A verse of bedouin doggerel had one answer:

Only a fool will brave the desert sun
Searching for ghostly cities of the mind.
Allah protect us from djinns and fiends,
Spirits of evil who infest the dunes.
3

"Hold on back there," Ran shouted, not quite in time to forestall my head bouncing against the roof. The way ahead now was waffled, moguled, and still steep. Ran spun the steering wheel hard one way, then the other. We slalomed onward, upward. In his shift-happy, foot-to-the-floor way, Ran drove magnificently. And we were able to radio back: "We're through! Come ahead."

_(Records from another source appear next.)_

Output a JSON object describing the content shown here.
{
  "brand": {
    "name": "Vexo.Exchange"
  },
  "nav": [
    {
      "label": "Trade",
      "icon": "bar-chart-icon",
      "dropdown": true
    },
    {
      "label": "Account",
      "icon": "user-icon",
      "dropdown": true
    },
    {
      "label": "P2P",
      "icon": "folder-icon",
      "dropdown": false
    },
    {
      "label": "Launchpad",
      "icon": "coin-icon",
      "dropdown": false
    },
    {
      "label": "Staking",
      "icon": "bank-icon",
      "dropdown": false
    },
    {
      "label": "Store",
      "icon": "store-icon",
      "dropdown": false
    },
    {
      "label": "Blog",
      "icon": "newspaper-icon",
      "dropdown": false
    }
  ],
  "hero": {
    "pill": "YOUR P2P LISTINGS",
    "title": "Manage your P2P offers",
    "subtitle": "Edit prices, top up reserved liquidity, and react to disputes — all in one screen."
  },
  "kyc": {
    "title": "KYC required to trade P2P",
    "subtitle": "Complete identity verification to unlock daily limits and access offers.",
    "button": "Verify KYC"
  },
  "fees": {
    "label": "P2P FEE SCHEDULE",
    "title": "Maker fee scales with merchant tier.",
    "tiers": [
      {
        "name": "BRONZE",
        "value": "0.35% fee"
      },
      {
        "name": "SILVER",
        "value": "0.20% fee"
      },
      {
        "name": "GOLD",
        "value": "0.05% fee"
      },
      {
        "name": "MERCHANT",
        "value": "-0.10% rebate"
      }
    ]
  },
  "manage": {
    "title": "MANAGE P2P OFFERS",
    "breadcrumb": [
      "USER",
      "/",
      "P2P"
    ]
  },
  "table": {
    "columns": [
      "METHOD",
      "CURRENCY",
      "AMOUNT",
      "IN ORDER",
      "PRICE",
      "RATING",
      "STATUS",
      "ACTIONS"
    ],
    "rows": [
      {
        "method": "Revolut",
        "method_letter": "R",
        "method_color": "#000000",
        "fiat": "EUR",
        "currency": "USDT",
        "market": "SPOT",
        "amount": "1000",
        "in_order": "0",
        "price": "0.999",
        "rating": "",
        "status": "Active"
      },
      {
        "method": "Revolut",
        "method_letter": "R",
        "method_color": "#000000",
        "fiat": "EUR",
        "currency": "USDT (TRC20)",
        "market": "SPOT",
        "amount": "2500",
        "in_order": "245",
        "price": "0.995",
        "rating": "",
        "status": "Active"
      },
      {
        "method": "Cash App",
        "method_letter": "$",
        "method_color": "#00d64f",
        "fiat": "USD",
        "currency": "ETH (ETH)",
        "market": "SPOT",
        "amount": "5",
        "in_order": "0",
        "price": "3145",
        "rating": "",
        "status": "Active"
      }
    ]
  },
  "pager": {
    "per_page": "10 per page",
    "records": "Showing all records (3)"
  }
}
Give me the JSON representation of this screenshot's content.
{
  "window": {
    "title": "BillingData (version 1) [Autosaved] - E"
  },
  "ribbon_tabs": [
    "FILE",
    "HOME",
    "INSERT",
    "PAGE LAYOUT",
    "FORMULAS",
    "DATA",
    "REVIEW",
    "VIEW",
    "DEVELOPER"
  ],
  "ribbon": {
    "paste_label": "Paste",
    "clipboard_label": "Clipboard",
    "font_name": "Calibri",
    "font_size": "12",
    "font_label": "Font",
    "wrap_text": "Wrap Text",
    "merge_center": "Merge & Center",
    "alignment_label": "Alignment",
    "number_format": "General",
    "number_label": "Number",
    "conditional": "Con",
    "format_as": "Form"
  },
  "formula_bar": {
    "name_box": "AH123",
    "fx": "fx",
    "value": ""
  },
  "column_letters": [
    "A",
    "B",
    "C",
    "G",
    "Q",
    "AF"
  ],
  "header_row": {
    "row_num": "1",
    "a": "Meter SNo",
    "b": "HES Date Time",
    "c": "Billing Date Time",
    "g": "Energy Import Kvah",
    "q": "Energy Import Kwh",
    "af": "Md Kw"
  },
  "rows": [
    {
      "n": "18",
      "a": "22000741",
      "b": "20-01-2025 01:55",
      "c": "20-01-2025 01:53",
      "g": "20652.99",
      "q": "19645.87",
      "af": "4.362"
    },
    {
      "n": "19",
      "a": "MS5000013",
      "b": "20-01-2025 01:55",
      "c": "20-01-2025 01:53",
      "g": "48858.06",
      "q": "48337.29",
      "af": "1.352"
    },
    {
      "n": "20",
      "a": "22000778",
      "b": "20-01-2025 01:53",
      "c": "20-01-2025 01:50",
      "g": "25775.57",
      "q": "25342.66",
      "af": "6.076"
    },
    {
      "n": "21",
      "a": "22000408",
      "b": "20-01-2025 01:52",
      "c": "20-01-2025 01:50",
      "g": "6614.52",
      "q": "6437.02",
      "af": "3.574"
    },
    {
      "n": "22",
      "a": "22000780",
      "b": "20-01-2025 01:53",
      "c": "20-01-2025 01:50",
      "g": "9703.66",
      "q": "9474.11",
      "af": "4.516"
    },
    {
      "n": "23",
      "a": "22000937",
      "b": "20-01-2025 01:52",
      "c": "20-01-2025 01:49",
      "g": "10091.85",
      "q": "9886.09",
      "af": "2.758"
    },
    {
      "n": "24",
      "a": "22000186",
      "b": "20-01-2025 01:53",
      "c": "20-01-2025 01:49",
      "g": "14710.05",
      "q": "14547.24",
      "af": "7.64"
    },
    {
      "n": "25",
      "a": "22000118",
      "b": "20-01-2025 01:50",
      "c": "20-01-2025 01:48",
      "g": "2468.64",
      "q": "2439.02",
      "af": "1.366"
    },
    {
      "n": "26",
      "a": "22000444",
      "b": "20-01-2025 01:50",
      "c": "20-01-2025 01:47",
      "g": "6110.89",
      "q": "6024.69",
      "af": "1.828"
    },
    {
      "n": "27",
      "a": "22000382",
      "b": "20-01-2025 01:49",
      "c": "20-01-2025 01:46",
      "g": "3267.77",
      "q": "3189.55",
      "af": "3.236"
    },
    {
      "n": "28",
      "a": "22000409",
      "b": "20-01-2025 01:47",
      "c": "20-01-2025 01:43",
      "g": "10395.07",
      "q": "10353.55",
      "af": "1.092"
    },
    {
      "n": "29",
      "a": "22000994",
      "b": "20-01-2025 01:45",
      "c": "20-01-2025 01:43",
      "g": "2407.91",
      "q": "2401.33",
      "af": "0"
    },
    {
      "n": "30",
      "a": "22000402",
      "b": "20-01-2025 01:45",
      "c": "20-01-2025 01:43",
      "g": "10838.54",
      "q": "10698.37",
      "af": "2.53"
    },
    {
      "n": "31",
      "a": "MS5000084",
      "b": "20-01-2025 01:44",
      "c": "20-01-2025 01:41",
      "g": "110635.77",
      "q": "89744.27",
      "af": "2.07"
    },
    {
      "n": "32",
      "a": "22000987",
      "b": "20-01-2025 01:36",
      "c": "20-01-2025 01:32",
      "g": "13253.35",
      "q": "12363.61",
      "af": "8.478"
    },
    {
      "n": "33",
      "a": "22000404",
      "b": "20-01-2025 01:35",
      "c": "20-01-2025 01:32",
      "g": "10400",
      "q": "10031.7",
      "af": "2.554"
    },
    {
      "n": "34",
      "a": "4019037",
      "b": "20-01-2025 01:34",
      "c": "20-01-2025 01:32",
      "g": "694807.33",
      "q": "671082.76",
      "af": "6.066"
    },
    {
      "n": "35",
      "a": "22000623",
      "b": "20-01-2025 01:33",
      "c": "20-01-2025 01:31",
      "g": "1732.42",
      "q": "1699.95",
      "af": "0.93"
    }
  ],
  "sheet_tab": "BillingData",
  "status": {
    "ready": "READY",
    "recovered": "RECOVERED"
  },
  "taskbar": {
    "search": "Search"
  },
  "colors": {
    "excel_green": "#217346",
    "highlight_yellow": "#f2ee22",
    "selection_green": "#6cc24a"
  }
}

It would be hard to imagine a grander or wilder or more magical desert scene than the valley, shaped like the crescent moon, that swept away below and before us. The dunes enclosing the valley were monumental, of exquisite form and color. Burnt sienna, ocher red. On its floor we spied what we thought was a fragment of the Ubar road. We should be able to see it for certain from a sand ridge across the way.

The second and third Discoverys caught up with us. How fortunate we were. Who, if anyone, had ever passed this way and gazed upon what lay before us?

With ease, we dropped down onto the valley floor. A mile farther on, juris voice came over the radio: "You know what you clowns just did?"

Ran answered, "No. We don't know what we clowns, as you call us, just did."

"You drove right through an encampment, that's what."

We stopped, and all walked back to where Juri pointed out a random assortment of rocks. "That? An encampment?" Ran asked, not at all convinced.

"Was once," Juri affirmed, as he began picking up and examining small stones. The first half dozen he threw over his shoulder, noting them to be worthless AFRs.
4
But then he said, "Look here now, here you've got a potsherd, though not much of a potsherd." It was orange, badly worn. It was quite old, he thought, dating to as early as 1500
B.C.

Ran examined the shard and asked what other pottery had been found in the Rub' al-Khali. Juri hesitated, then answered, "There hasn't been any, really..."

"What?" Ran blinked. "So this is a first piece of pottery?"

Juri believed it was. Ran shook his hand, impressed that we had an archaeologist who was "not just another pretty face." Juri chuckled and pointed ahead to more rocks, laid out in a large rectangle. He walked through a gap that could have been an entrance and prowled about, looking for more pottery or other artifacts. There were none. He guessed that what he had found was the foundation of a brush corral, evidence that caravans had camped here.

We drove on to the far side of the valley, and on foot climbed the steep sand ridge we had spotted from the pass. We were rewarded with a panoramic view of the road to Ubar. The great track, as wide as a ten-lane freeway, emerged from under a line of dunes opposite us, crossed the valley, and was swallowed once again by the sands.